Claims of “gotta be AI” come from several corners, but many seem to stem from one particular line, in the album’s title track, in which (alleged) Swift sings, “You smoked then ate seven bars of chocolate/We declared Charlie Puth should be a bigger artist.” (The rumor mill is speculating it’s a line about her ex, Matty Healy.) The audio has since been removed for copyright violation, but when an X user posted that snippet online, the suggestions that it was AI-generated quickly followed.

Upon the album’s release, everyone learned that the song was, in fact, real. They also learned the tracks that had been circulating before the album’s release were only part of the package. Swift returned to Instagram at 2 am Friday to announce that it was actually a “secret DOUBLE album”—The Tortured Poets Department: The Anthology—31 songs in total. But the “must be AI” reaction remains a complex one.

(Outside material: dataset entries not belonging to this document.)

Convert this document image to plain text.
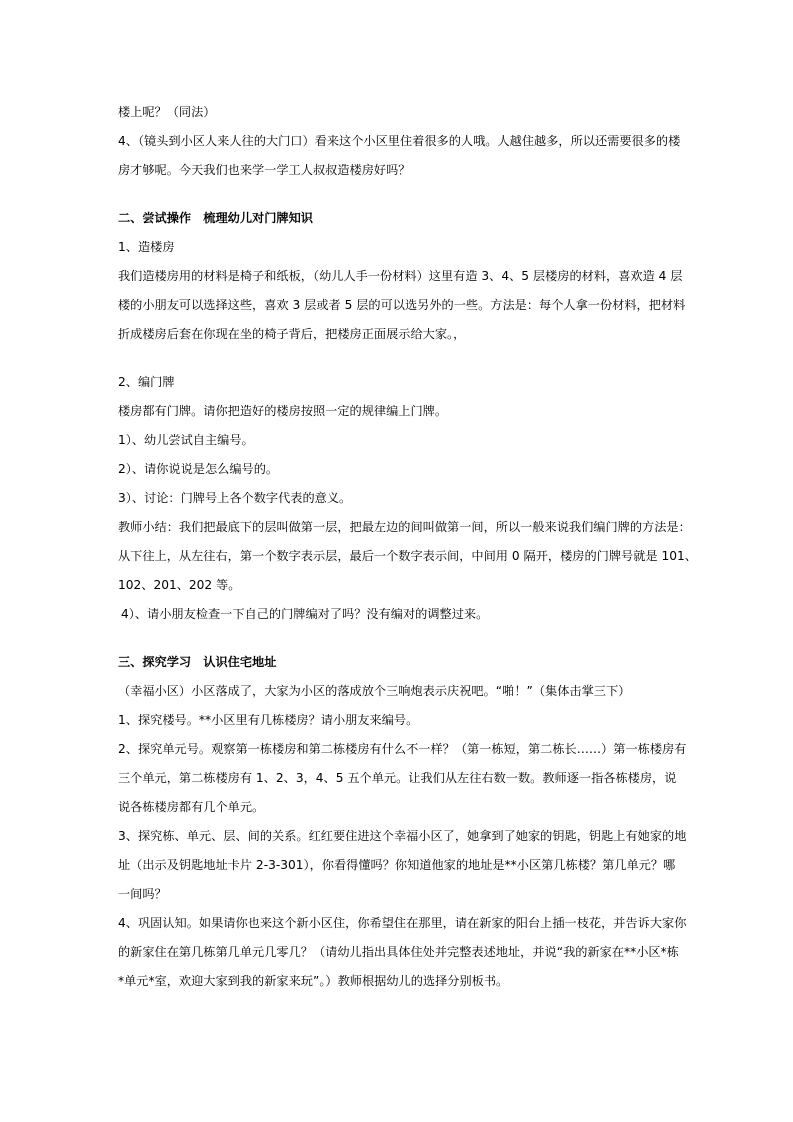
楼上呢？（同法）
4、（镜头到小区人来人往的大门口）看来这个小区里住着很多的人哦。人越住越多，所以还需要很多的楼
房才够呢。今天我们也来学一学工人叔叔造楼房好吗？
二、尝试操作　梳理幼儿对门牌知识
1、造楼房
我们造楼房用的材料是椅子和纸板，（幼儿人手一份材料）这里有造 3、4、5 层楼房的材料，喜欢造 4 层
楼的小朋友可以选择这些，喜欢 3 层或者 5 层的可以选另外的一些。方法是：每个人拿一份材料，把材料
折成楼房后套在你现在坐的椅子背后，把楼房正面展示给大家。，
2、编门牌
楼房都有门牌。请你把造好的楼房按照一定的规律编上门牌。
1）、幼儿尝试自主编号。
2）、请你说说是怎么编号的。
3）、讨论：门牌号上各个数字代表的意义。
教师小结：我们把最底下的层叫做第一层，把最左边的间叫做第一间，所以一般来说我们编门牌的方法是：
从下往上，从左往右，第一个数字表示层，最后一个数字表示间，中间用 0 隔开，楼房的门牌号就是 101、
102、201、202 等。
4）、请小朋友检查一下自己的门牌编对了吗？没有编对的调整过来。
三、探究学习　认识住宅地址
（幸福小区）小区落成了，大家为小区的落成放个三响炮表示庆祝吧。“啪！”（集体击掌三下）
1、探究楼号。**小区里有几栋楼房？请小朋友来编号。
2、探究单元号。观察第一栋楼房和第二栋楼房有什么不一样？（第一栋短，第二栋长……）第一栋楼房有
三个单元，第二栋楼房有 1、2、3，4、5 五个单元。让我们从左往右数一数。教师逐一指各栋楼房，说
说各栋楼房都有几个单元。
3、探究栋、单元、层、间的关系。红红要住进这个幸福小区了，她拿到了她家的钥匙，钥匙上有她家的地
址（出示及钥匙地址卡片 2-3-301），你看得懂吗？你知道他家的地址是**小区第几栋楼？第几单元？哪
一间吗？
4、巩固认知。如果请你也来这个新小区住，你希望住在那里，请在新家的阳台上插一枝花，并告诉大家你
的新家住在第几栋第几单元几零几？（请幼儿指出具体住处并完整表述地址，并说“我的新家在**小区*栋
*单元*室，欢迎大家到我的新家来玩”。）教师根据幼儿的选择分别板书。
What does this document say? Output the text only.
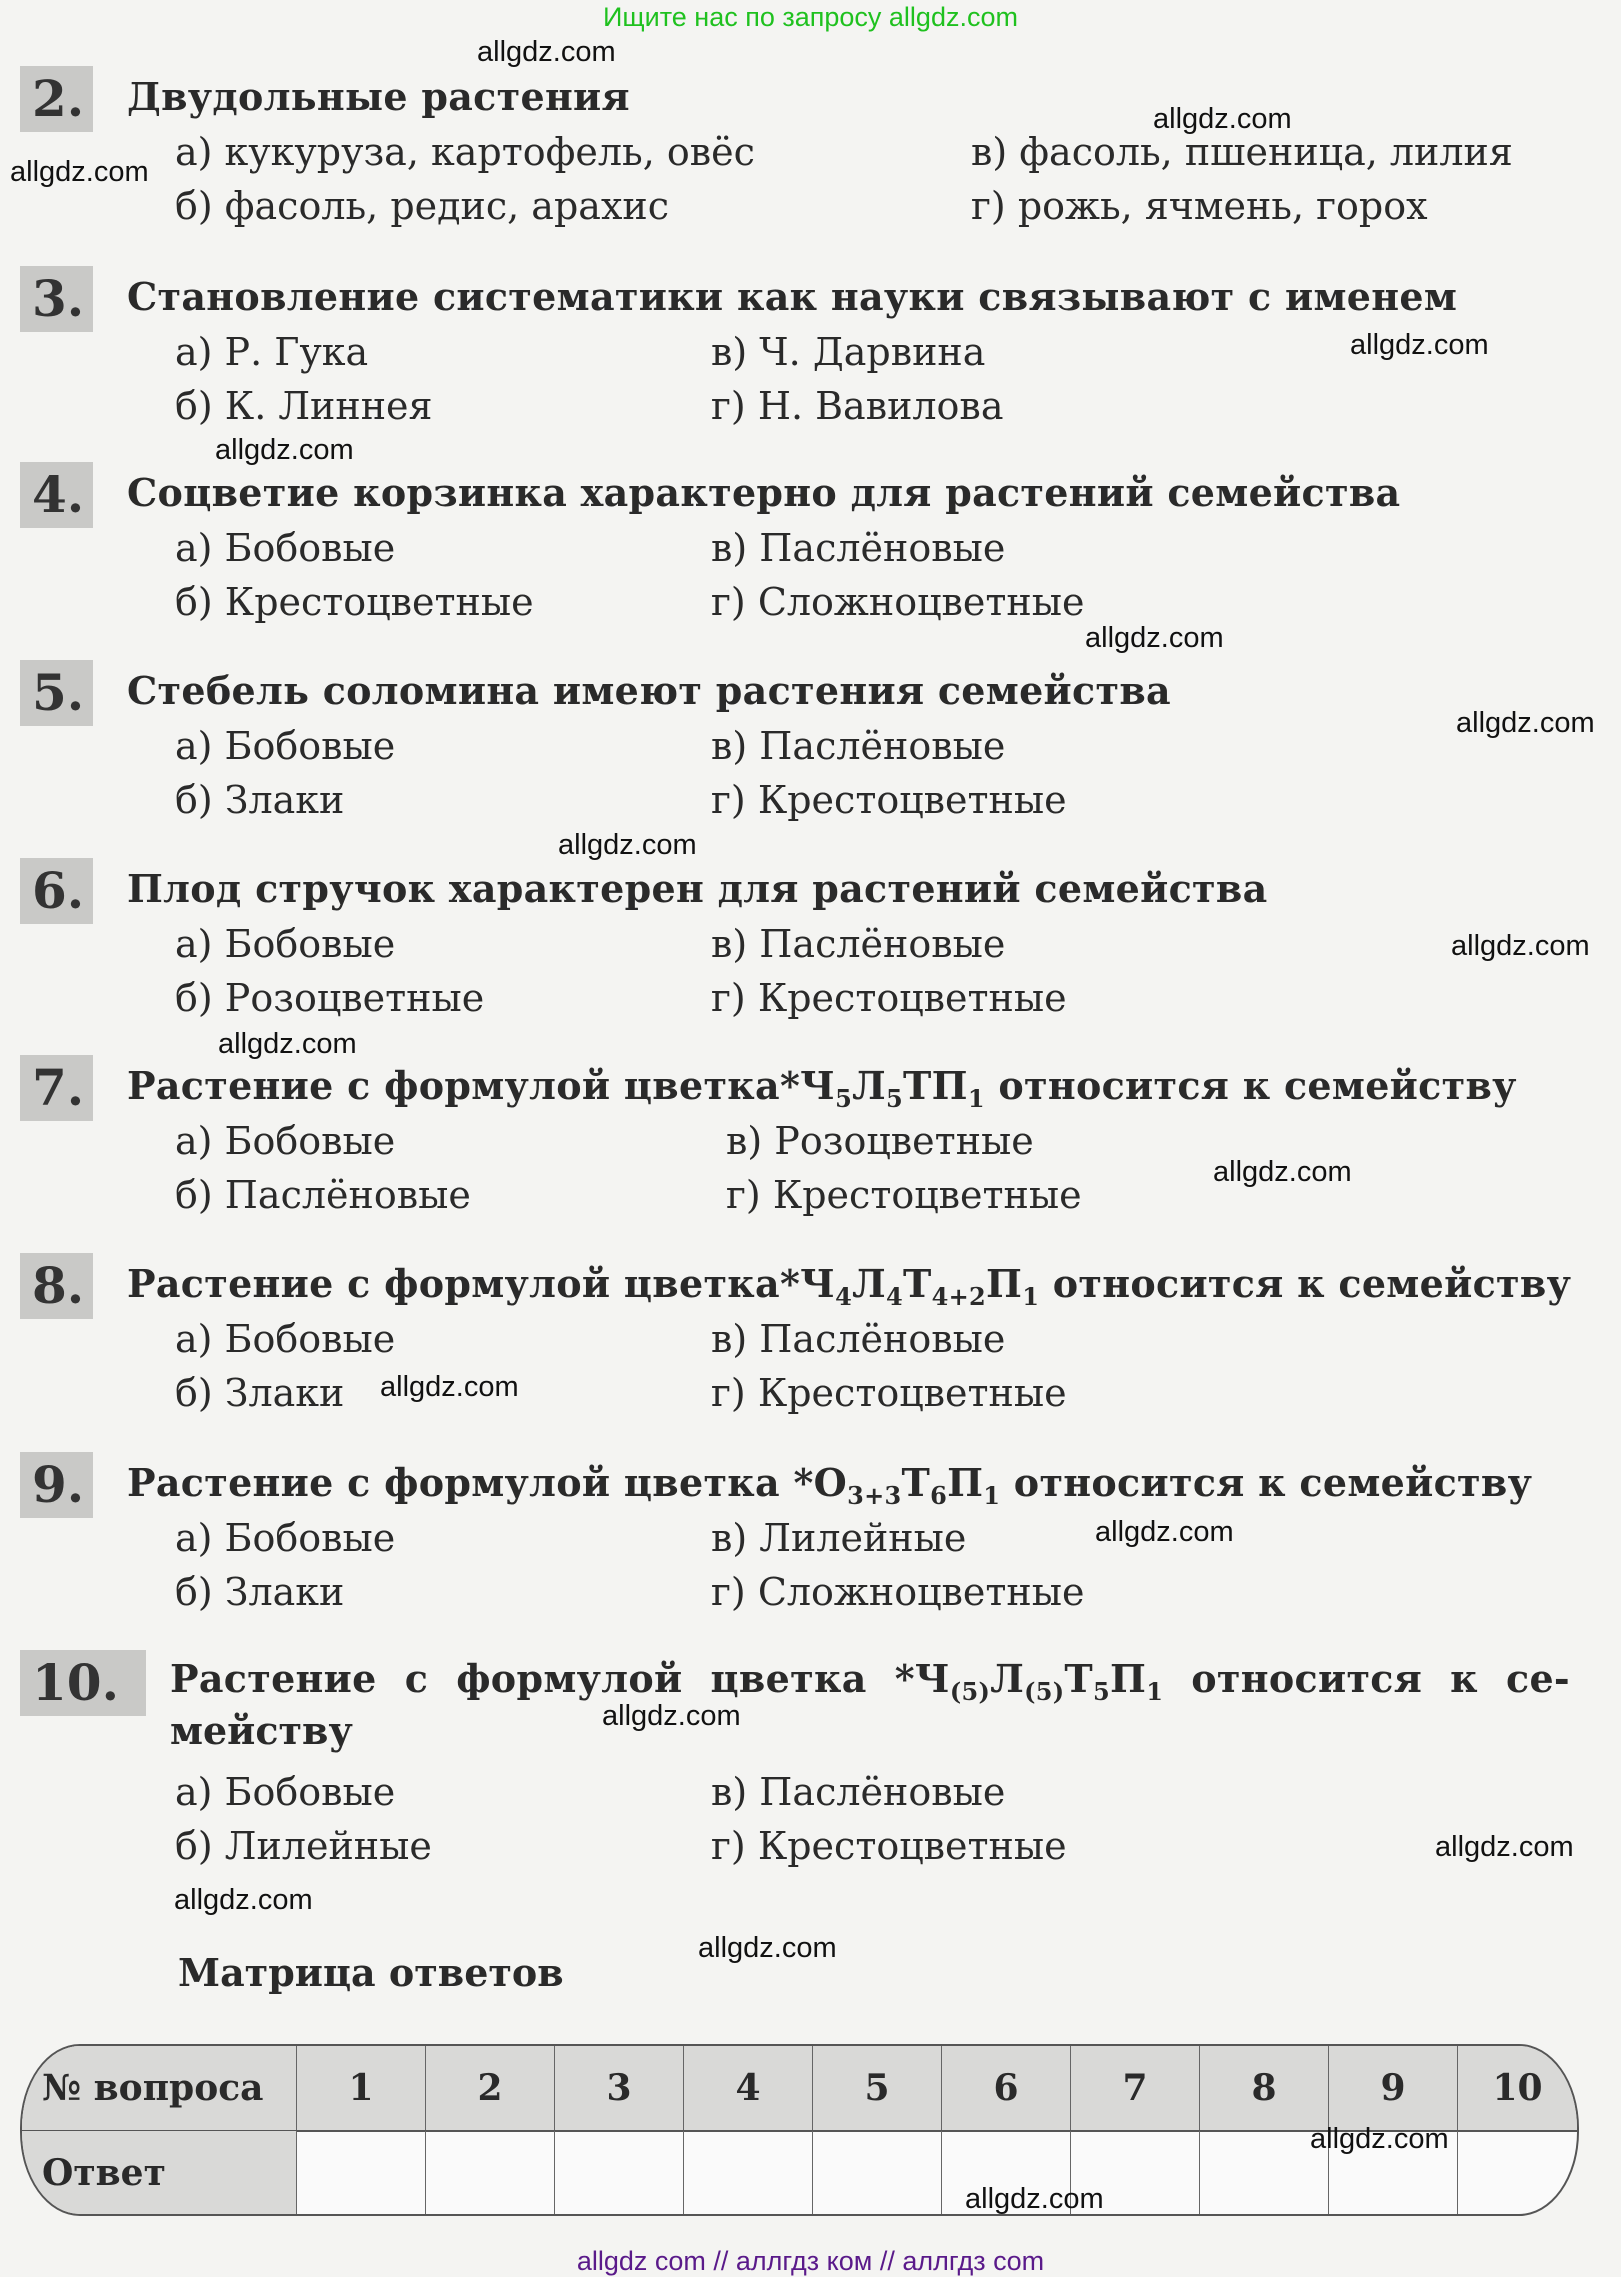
Ищите нас по запросу allgdz.com
2. Двудольные растения
а) кукуруза, картофель, овёс
б) фасоль, редис, арахис
в) фасоль, пшеница, лилия
г) рожь, ячмень, горох
3. Становление систематики как науки связывают с именем
а) Р. Гука
б) К. Линнея
в) Ч. Дарвина
г) Н. Вавилова
4. Соцветие корзинка характерно для растений семейства
а) Бобовые
б) Крестоцветные
в) Паслёновые
г) Сложноцветные
5. Стебель соломина имеют растения семейства
а) Бобовые
б) Злаки
в) Паслёновые
г) Крестоцветные
6. Плод стручок характерен для растений семейства
а) Бобовые
б) Розоцветные
в) Паслёновые
г) Крестоцветные
7. Растение с формулой $цветка*Ч_5Л_5ТП_1$ относится к семейству
а) Бобовые
б) Паслёновые
в) Розоцветные
г) Крестоцветные
8. Растение с формулой $цветка*Ч_4Л_4Т_{4+2}П_1$ относится к семейству
а) Бобовые
б) Злаки
в) Паслёновые
г) Крестоцветные
9. Растение с формулой цветка $*О_{3+3}Т_6П_1$ относится к семейству
а) Бобовые
б) Злаки
в) Лилейные
г) Сложноцветные
10.	Растение с формулой цветка $*Ч_{(5)}Л_{(5)}Т_5П_1$ относится к се-
мейству
а) Бобовые
б) Лилейные
в) Паслёновые
г) Крестоцветные
Матрица ответов
№ вопроса	1	2	3	4	5	6	7	8	9	10
Ответ
allgdz.com
allgdz.com
allgdz.com
allgdz.com
allgdz.com
allgdz.com
allgdz.com
allgdz.com
allgdz.com
allgdz.com
allgdz.com
allgdz.com
allgdz.com
allgdz.com
allgdz.com
allgdz.com
allgdz.com
allgdz.com
allgdz.com
allgdz com // аллгдз ком // аллгдз com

Online life is awash in AI-generated fake-outs. Just a few years into the LLM revolution, the need to not believe your lying eyes is a given. Same goes for your lying ears. The bigger problem is that while skepticism and fact-checking are, generally, always a good idea when getting information online, AI has become so prevalent that it can also be a cop-out. Don’t like what your honest eyes see? Convince yourself it’s AI.

What makes this all even trickier is that AI is progressing to the point where composing something like “The Tortured Poets Department” doesn’t seem too far out of its realm of possibility. An AI version of Johnny Cash has already covered Swift’s “Blank Space.” “Heart on My Sleeve,” an AI-generated song from 2023 that sounded shockingly similar to one actually made by Drake and the Weeknd, was close enough to the real deal that some folks thought it might be a promotional tactic.